We know you are keenly aware of the many millions of your fellow men who are woefully malnourished or actually starving, and we feel sure you recognize also, that despite man's ingenuity, the mounting pressures of population on world resources may subject future generations to hardships and miseries on a scale hitherto unknown. With full respect for the moral heritage of the traditional Catholic ethic on fertility control, we are profoundly convinced that a new moral consensus must be achieved among leaders of all major faiths, and that man's responsibility to the next generation includes a primary duty to limit that generation's size. It is the mark of great religions and the obligation of great leaders to recognize that changing conditions demand changing applications of unchanging moral values.

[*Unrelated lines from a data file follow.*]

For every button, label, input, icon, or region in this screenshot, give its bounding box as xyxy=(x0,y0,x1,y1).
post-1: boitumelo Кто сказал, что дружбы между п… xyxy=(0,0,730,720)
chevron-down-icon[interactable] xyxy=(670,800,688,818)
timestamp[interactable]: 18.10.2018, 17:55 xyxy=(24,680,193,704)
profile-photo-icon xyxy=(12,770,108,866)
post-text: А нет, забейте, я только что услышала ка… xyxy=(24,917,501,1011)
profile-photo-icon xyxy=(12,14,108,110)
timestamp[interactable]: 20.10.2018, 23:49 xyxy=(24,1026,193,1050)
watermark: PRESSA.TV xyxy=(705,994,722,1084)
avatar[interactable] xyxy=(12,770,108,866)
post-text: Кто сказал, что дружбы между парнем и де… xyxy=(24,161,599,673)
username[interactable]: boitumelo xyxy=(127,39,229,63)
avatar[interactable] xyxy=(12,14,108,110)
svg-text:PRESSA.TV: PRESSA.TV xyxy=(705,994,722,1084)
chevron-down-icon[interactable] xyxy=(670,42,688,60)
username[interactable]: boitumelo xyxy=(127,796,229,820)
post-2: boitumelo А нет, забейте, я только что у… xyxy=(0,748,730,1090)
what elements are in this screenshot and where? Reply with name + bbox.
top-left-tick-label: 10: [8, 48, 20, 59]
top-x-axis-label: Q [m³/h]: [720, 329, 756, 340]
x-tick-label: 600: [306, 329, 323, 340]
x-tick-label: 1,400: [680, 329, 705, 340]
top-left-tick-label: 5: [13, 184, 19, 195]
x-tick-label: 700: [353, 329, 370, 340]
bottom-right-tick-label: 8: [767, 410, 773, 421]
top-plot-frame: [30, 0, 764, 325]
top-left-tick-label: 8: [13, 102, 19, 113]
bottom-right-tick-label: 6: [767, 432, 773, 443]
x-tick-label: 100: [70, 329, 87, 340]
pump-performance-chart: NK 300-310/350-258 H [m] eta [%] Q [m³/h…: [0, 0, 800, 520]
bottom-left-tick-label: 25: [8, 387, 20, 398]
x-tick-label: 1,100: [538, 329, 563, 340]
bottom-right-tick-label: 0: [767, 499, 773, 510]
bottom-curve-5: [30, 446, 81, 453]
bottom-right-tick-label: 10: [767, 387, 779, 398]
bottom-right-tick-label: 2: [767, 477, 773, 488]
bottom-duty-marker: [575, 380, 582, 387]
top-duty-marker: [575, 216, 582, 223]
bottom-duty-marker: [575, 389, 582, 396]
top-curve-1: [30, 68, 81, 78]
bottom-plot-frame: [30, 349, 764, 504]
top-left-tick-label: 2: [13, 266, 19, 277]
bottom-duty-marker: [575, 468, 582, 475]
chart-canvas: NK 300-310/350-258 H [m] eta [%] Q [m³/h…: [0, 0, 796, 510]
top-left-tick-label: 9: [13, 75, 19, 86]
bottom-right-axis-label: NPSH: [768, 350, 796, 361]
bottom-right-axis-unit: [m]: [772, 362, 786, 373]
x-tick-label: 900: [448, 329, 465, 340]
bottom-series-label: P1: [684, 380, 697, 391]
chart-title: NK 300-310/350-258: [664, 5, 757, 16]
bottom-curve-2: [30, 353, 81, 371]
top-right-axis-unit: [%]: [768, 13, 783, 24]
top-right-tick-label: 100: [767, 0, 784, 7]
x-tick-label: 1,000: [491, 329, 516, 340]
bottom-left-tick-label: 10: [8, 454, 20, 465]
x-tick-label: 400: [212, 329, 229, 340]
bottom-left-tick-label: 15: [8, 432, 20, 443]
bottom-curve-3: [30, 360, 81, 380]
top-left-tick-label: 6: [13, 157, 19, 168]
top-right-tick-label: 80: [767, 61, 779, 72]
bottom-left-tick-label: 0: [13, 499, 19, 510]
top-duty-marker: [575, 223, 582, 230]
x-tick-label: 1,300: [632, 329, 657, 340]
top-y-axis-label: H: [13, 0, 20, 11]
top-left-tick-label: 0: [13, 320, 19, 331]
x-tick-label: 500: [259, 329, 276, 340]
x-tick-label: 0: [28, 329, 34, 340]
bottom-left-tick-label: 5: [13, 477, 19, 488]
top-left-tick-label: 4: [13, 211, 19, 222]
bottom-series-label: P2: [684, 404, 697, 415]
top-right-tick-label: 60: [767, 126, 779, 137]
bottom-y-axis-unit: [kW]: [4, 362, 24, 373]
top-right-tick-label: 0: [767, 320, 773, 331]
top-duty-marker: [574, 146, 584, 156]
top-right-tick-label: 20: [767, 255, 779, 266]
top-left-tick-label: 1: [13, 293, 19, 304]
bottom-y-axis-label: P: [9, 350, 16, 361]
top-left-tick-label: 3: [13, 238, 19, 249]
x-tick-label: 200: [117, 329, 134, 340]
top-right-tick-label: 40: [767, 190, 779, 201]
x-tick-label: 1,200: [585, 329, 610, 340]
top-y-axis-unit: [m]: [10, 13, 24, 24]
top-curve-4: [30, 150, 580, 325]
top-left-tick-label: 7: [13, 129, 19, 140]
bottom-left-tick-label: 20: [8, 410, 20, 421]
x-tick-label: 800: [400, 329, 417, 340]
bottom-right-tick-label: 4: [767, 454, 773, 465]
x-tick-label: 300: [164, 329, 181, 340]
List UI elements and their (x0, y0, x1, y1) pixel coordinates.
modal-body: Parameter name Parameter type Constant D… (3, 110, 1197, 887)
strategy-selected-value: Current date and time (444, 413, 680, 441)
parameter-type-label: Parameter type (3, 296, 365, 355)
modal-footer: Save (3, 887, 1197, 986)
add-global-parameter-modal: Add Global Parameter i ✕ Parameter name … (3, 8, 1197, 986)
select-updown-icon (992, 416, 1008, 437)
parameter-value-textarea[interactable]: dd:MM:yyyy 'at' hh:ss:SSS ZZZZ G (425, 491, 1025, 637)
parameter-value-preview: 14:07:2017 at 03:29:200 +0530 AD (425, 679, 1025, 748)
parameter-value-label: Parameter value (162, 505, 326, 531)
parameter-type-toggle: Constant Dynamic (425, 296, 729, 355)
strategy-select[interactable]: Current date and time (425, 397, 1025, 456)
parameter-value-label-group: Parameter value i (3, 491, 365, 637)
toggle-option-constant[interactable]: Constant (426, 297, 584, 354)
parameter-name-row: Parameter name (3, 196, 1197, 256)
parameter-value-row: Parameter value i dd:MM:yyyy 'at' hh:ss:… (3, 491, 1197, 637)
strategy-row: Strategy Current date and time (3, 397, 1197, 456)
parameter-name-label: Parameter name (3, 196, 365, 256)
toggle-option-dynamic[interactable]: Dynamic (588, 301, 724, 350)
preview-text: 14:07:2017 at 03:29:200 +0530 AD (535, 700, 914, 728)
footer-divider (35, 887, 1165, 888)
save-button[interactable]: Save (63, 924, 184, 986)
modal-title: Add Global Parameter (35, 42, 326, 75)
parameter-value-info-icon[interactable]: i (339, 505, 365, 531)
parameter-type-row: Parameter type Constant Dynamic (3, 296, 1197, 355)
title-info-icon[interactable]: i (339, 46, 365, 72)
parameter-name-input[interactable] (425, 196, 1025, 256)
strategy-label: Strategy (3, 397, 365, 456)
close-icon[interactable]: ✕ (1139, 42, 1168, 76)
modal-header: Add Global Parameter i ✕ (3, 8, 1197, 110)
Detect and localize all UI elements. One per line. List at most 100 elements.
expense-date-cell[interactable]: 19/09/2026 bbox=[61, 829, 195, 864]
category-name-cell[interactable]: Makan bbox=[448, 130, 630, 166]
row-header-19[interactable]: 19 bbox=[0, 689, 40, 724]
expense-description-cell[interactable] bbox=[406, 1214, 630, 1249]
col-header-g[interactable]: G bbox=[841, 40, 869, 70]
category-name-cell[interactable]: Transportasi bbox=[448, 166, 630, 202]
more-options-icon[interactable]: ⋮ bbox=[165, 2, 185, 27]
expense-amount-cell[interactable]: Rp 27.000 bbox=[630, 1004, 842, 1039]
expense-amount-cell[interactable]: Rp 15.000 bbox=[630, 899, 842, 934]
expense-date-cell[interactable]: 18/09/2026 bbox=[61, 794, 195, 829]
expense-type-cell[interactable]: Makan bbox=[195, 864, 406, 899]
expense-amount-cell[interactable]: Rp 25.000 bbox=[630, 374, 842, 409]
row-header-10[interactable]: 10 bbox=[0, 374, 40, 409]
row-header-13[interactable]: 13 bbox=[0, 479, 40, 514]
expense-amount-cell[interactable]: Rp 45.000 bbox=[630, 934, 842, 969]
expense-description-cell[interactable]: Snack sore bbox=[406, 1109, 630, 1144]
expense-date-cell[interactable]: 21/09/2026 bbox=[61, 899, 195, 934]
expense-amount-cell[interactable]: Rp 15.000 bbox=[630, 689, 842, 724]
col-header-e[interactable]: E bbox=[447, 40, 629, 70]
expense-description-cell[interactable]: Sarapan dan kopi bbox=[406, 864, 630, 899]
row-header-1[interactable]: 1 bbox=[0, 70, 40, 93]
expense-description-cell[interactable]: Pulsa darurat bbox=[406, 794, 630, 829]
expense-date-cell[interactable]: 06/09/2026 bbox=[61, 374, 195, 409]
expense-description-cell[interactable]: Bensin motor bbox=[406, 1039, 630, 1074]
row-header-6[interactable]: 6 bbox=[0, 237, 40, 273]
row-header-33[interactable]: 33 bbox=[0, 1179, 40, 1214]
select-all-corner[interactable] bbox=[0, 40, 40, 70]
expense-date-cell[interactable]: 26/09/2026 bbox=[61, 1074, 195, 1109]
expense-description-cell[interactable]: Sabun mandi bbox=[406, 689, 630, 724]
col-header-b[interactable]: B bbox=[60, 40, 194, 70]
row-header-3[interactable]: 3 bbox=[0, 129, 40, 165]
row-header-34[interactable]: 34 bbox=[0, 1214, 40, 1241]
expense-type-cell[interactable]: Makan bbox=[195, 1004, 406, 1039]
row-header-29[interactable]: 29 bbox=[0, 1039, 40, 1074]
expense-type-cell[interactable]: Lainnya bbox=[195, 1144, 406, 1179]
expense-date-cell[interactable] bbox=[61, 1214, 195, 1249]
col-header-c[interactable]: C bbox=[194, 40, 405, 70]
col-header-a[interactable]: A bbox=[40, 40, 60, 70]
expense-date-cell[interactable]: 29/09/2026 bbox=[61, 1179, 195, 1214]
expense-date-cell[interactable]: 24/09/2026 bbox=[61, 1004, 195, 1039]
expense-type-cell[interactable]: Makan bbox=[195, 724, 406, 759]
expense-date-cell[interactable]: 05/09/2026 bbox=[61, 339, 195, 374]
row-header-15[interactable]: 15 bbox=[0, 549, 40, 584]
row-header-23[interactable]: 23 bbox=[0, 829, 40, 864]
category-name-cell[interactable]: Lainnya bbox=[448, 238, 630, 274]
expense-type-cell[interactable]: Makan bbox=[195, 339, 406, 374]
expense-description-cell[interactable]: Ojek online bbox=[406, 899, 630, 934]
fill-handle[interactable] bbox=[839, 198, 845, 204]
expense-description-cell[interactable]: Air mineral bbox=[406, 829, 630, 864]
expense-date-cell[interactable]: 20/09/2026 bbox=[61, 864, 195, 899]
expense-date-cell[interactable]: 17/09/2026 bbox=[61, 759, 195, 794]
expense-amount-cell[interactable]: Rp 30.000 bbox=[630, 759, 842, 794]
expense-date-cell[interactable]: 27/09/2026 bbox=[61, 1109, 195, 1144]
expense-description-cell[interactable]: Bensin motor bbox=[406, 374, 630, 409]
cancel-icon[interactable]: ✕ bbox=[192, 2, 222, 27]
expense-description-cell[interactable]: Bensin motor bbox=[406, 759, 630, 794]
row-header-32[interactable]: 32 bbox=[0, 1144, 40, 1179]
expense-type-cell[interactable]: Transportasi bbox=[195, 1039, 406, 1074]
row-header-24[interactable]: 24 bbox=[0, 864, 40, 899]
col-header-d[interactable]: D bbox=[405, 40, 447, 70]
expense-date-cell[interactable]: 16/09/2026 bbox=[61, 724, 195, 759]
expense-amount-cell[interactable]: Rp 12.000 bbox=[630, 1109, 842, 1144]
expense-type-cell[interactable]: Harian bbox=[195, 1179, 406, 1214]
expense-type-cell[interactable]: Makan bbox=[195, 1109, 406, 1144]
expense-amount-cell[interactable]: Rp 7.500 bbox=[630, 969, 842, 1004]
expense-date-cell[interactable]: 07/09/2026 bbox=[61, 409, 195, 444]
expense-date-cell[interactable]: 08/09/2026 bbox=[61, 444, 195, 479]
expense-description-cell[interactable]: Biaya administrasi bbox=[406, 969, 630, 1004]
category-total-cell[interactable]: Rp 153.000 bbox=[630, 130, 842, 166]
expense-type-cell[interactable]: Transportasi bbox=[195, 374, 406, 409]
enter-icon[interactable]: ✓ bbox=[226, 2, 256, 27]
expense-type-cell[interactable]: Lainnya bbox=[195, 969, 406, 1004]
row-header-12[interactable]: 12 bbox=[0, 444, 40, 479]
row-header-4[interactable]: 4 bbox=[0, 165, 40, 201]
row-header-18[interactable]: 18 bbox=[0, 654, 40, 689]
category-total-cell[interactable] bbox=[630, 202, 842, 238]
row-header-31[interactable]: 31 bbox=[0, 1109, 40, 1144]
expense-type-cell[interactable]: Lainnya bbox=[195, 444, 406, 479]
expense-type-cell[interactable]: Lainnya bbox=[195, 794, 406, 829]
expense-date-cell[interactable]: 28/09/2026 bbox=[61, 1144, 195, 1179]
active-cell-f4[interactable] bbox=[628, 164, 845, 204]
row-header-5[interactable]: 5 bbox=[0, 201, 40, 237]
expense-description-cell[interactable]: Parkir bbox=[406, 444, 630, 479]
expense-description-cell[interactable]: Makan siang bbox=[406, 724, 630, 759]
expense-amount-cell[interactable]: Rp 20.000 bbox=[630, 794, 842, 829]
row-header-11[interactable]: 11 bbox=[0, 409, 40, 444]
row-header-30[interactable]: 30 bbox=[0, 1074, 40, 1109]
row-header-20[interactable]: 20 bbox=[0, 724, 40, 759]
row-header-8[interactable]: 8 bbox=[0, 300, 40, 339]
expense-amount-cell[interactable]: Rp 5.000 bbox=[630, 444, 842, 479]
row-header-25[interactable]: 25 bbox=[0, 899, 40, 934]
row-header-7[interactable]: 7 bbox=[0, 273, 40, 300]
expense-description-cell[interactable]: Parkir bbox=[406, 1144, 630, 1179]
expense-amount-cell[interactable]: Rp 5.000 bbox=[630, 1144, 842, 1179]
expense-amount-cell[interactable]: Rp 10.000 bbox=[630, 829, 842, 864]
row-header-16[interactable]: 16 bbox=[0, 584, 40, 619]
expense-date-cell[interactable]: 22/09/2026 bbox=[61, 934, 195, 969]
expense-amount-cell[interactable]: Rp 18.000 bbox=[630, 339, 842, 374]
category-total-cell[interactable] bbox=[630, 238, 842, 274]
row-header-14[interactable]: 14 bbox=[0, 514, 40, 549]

There are two moral elements of the matter, as we assess it, which must be joined and balanced in the conscience of modern man: First is the parental obligation of every couple to decide, with reverence for life, the number and spacing of its children, so that each family member may have the best prospect for health, vocation and fulfillment. Second is the emerging social responsibility of each couple to reasonably limit family size as an essential step toward assuring that no man has too little of life's requirements and blessings because an excess of people requires too much.
It is paradoxical that so many problems confronting mankind today are the result of scientific progress in curbing one of our most ancient and formidable enemies -- disease. For most of human history, survival against such enemies required man to exercise his fertility most abundantly, so that total births exceeded -- or at least equalled -- total deaths. It was therefore morally imperative to encourage fertility and discourage the avoidance of pregnancy. But in our time many causes of early death have been finally overcome. For more than two centuries, human numbers have been growing with unprecedented, accelerating swiftness -- the rate of growth has doubled in the past two decades alone. Today man's future is threatened less by rampant disease than by unbridled reproduction. Therefore, if future generations are to enjoy the quality of life made possible through the advances of science, our new moral imperative must call for the conscientious regulation of fertility.
The population dilemma, from which no individual is exempt, is equalled in magnitude only by the opportunity today's leaders share to influence its outcome for good or ill. If we achieve an affirmative moral consensus on this issue, those who follow will surely give thanks. If we fail, our conscience must bear the burden of their mounting hardships, and the tragic loss of freedom and opportunity which we could have spared them. Our moral outlook must creatively confront these prospects of the future, while remaining firmly rooted in the tested ethics of the past. Today your participation in the forging of a new consensus on this vital matter is essential for all mankind.